One of the hardest documents to write is an action report and for good reason; if done incorrectly, it would seem less like a report and more like a series of mishaps and general blame to spread around. Do you really want to risk that? Do you really want to look like the creator of a failed project with a target on his back for writing a document implying that the team was to blame? I'm sure you don't, right? So why not just sit back and relax while you browse our website for some of our high-quality, time-saving, printable, professionally made, and 100 % customizable Action Report Templates that come in a variety of formats (Google Docs, MS Word, Google Sheets and Apple Pages) —from after-action report templates to event action reports, to even corrective and incident action reports, we have them all! So stop making it difficult for yourself and avoid the embarrassment! Let our templates help you make a great report in the most convenient way possible! So what are you waiting for? Subscribe today!

How to Write an Action Report

action report template

An after-action report, or action report for short, is written documentation of actions taken during a situation or training, their results, a comparison of the expected and actual results, and suggestions for improvement in the future. When done right, an action report provides insight as to what the company lacks and needs, as well as what must be improved. However, an incorrectly done report will just portray a failed project and a series of fingers pointing. So how do you avoid the negatives of a poorly written action report? Here are a few tips:

1. Have Set Objectives

In an action report, it is important to first establish the "predicted outcome" or the objective of the sample report. This is important as the objectives set the basic comparison of what was expected and what actually happened.

2. Provide Comprehensive Findings

The findings, or "actual outcome," must be observable and detailed. They must thoroughly describe what happened, who was involved, the factors that lead to the circumstance, and the aftermath. Lack of detail in any of the mentioned parts could lead to faulty data and inconsistent findings. To make things more simple, try to arrange the findings into categories like the expected outcome being the outcome predicted and, therefore, creates progress report, the outcomes that need refinement or outcomes that need to further develop, and the irrelevant outcomes or outcomes that are still important details but cannot be connected to the desired outcome.

3. Analyze Findings

Now that you have the findings, it is time to meticulously analyze each one. The goal of the analysis is to extract all relevant information from the actions taken that can be used to further develop future work. Information you are looking for can include the reasoning behind taking a specific course of action, how effective or ineffective it was, whether it yielded the desired results, and can it be further enhanced or should it just be considered irrelevant.

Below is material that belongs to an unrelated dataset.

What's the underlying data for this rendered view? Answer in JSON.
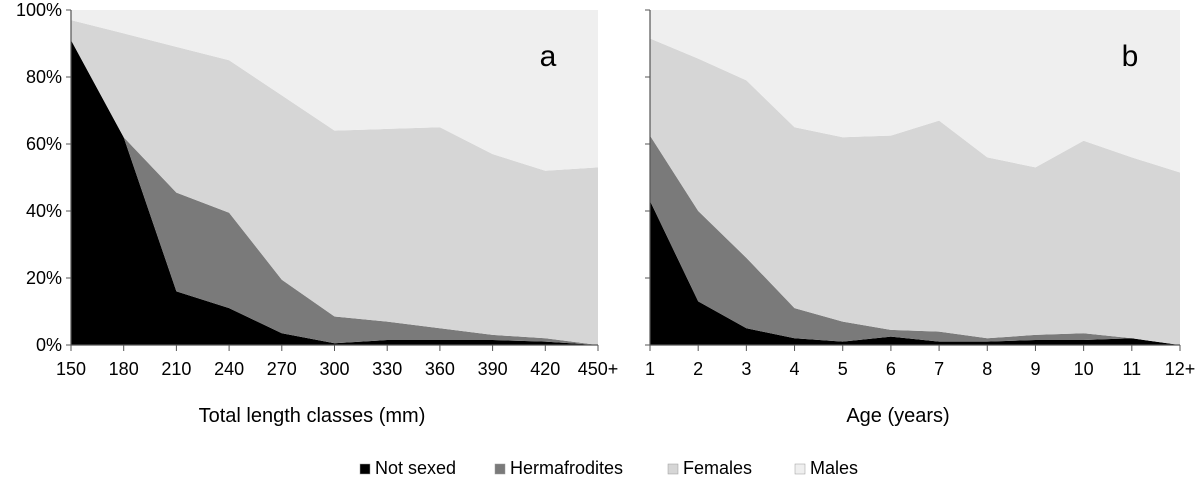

4. Include What Can Be Further Developed…

Once the findings have been analyzed, compare them to the objectives you have set so you can observe what necessary changes must be made. You can also include ways to further develop the project plan for the future by comparing data recently gathered—which courses of action were effective now and can be further developed to be more effective in the future, which were not very effective and need to be further developed or disregarded altogether, and what actions could've been more effective in the situation.

5. …As well as What Needs Remedial Actions

Continuing on the last step, remedial actions are actions that could've been done and would have probably yielded better results than the ineffective actions in the findings. These actions can be brought up as a means to remedy the mistakes and undesired actions observed during the findings and help improve the project plan overall in the future.